Mit der Jamaika-Koalition im Bund wird es keine strukturellen Veränderungen zugunsten der Pflege geben. Dieser Meinung ist Pia Zimmermann, pflegepolitische Sprecherin der Linken im Bundestag. Die Wolfsburgerin sieht die Lage der Krankenpflege als „desaströs“ an. Das Personal in der Branche nehme ab. Laut einer Studie der Gewerkschaft Verdi würden in der Krankenpflege 70 000 Stellen fehlen.

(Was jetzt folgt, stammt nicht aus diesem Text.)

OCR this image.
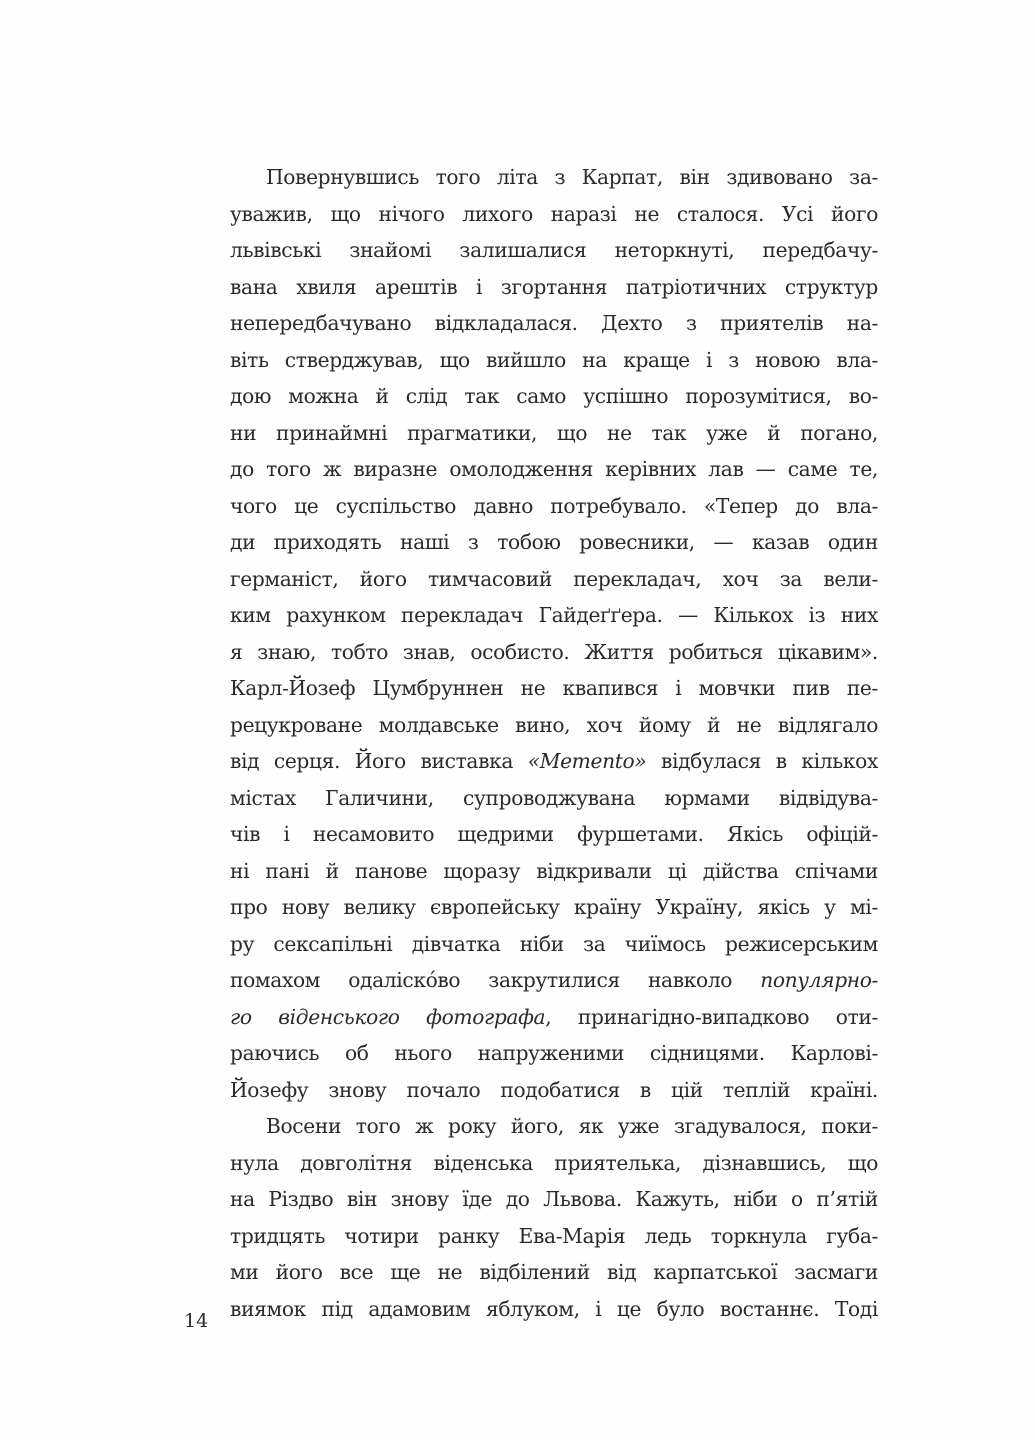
Повернувшись того літа з Карпат, він здивовано за-
уважив, що нічого лихого наразі не сталося. Усі його
львівські знайомі залишалися неторкнуті, передбачу-
вана хвиля арештів і згортання патріотичних структур
непередбачувано відкладалася. Дехто з приятелів на-
віть стверджував, що вийшло на краще і з новою вла-
дою можна й слід так само успішно порозумітися, во-
ни принаймні прагматики, що не так уже й погано,
до того ж виразне омолодження керівних лав — саме те,
чого це суспільство давно потребувало. «Тепер до вла-
ди приходять наші з тобою ровесники, — казав один
германіст, його тимчасовий перекладач, хоч за вели-
ким рахунком перекладач Гайдеґґера. — Кількох із них
я знаю, тобто знав, особисто. Життя робиться цікавим».
Карл-Йозеф Цумбруннен не квапився і мовчки пив пе-
рецукроване молдавське вино, хоч йому й не відлягало
від серця. Його виставка «Memento» відбулася в кількох
містах Галичини, супроводжувана юрмами відвідува-
чів і несамовито щедрими фуршетами. Якісь офіцій-
ні пані й панове щоразу відкривали ці дійства спічами
про нову велику європейську країну Україну, якісь у мі-
ру сексапільні дівчатка ніби за чиїмось режисерським
помахом одаліскóво закрутилися навколо популярно-
го віденського фотографа, принагідно-випадково оти-
раючись об нього напруженими сідницями. Карлові-
Йозефу знову почало подобатися в цій теплій країні.
Восени того ж року його, як уже згадувалося, поки-
нула довголітня віденська приятелька, дізнавшись, що
на Різдво він знову їде до Львова. Кажуть, ніби о п’ятій
тридцять чотири ранку Ева-Марія ледь торкнула губа-
ми його все ще не відбілений від карпатської засмаги
виямок під адамовим яблуком, і це було востаннє. Тоді
14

Aufgrund der 2004 eingeführten Fallpauschalen gebe es in Krankenhäusern immer mehr Operationen, die gar nicht nötig seien. Und privatisierte Krankenhäuser hätten vor allem das Ziel, eine gute Rendite einzufahren, sagte die 61-jährige Politikerin im Gespräch mit unserer Zeitung. „Es geht nicht mehr darum, Menschen zu helfen, sondern eher darum, Krankheiten zu vermarkten.“

„Die Pflegekräfte sind im Schnitt Ende 40. In spätestens 15 Jahren wird das Problem noch größer.“
„Die Pflegekräfte sind im Schnitt Ende 40. In spätestens 15 Jahren wird das Problem noch größer.“ © Martina Hasseler, Professorin an der Ostfalia-Hochschule

In Deutschland gibt es im Vergleich zu anderen Ländern noch keinen Personalschlüssel, der gesetzlich festlegt, wie viele Patienten ein Krankenpfleger betreut. Aktuell sind es einer Studie der Hans-Böckler-Stiftung zufolge in Deutschland im Durchschnitt 13. „Mir sind allerdings Krankenhäuser bekannt, in denen eine examinierte Fachkraft nachts auf mehr als 60 Patienten aufpassen muss“, sagte Zimmermann.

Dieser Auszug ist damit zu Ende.